Дозорный, как был, в полуприседе, сместился вперед еще немного, вглядываясь в большое темное пятно, почти теряющееся на фоне черного снега. Теперь его ствол, как привязанный, указывал на это пятно.
— Вроде покойник…
Пятно пошевелилось, и это вышло так внезапно, что командир вздрогнул. Теперь стало ясно, что на мерзлом снегу действительно лежал человек, прикрытый какой — то рваной попоной.

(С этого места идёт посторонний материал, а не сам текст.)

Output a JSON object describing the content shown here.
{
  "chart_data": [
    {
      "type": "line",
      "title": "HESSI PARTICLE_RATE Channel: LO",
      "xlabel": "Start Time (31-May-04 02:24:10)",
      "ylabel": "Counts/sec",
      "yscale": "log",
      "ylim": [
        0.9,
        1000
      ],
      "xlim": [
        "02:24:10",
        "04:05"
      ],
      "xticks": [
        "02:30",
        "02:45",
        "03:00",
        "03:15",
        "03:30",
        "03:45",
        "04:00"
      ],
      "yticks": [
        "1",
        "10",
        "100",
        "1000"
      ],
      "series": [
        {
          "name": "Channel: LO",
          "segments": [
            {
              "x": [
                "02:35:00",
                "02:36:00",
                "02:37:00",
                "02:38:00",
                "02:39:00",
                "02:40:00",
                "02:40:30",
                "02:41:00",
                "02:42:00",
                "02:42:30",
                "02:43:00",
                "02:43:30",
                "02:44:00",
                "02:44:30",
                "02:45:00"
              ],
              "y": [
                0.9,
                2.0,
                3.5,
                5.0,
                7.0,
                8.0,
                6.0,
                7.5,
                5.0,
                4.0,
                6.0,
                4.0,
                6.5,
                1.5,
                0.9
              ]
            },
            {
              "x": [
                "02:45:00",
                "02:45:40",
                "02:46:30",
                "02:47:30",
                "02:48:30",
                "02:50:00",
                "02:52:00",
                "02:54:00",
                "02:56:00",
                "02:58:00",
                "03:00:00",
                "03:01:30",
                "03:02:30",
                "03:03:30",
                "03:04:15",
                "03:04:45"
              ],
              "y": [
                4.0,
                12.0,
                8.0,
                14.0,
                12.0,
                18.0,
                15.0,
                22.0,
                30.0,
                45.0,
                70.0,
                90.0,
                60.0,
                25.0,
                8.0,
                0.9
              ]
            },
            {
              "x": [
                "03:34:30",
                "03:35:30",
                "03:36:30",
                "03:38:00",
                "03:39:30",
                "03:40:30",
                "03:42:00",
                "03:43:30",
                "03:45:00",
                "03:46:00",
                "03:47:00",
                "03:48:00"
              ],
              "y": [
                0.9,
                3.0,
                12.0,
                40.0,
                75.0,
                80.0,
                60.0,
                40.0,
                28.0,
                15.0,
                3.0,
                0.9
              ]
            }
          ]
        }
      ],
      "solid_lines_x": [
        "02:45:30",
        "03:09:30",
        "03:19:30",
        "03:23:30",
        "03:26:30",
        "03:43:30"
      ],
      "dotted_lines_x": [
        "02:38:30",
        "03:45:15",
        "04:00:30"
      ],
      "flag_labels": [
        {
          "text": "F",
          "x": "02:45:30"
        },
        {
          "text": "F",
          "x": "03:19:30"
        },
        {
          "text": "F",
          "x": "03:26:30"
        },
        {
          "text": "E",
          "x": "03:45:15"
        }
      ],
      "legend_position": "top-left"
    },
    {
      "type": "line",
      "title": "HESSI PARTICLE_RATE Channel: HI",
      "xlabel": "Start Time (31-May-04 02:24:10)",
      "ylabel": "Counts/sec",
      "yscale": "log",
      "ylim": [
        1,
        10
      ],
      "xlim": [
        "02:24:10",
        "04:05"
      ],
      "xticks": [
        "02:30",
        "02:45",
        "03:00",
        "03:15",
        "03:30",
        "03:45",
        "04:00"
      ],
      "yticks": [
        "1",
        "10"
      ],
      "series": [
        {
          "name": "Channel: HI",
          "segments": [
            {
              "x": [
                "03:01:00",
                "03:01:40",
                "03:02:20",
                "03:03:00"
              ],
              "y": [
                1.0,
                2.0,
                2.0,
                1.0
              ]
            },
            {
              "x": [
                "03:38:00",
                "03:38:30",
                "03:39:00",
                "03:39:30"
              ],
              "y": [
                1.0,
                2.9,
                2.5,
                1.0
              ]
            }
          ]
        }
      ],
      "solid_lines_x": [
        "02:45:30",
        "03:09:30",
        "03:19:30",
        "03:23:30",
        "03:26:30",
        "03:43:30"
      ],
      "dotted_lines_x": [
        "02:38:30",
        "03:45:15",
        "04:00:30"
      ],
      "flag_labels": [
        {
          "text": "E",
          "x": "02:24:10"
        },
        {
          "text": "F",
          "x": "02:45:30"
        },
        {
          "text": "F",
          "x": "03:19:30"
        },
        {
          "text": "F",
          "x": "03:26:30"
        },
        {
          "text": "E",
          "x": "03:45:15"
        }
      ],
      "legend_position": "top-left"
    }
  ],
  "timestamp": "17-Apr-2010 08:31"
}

— Я его щас кончу, — не то попросил, не то предупредил дозорный. — Не нравится мне он.
— Погоди, — остановил его командир. — Допросим, где остальные. Приказ по зачистке никто не отменял.
Лежащий тем временем сел, утвердив туловище в более — менее вертикальном положении. Повернул странно деформированной, какой — то оплывшей головой вправо, затем влево. Из — за сумрака лица не было видно. И сильно сбивала с толку рваная попона.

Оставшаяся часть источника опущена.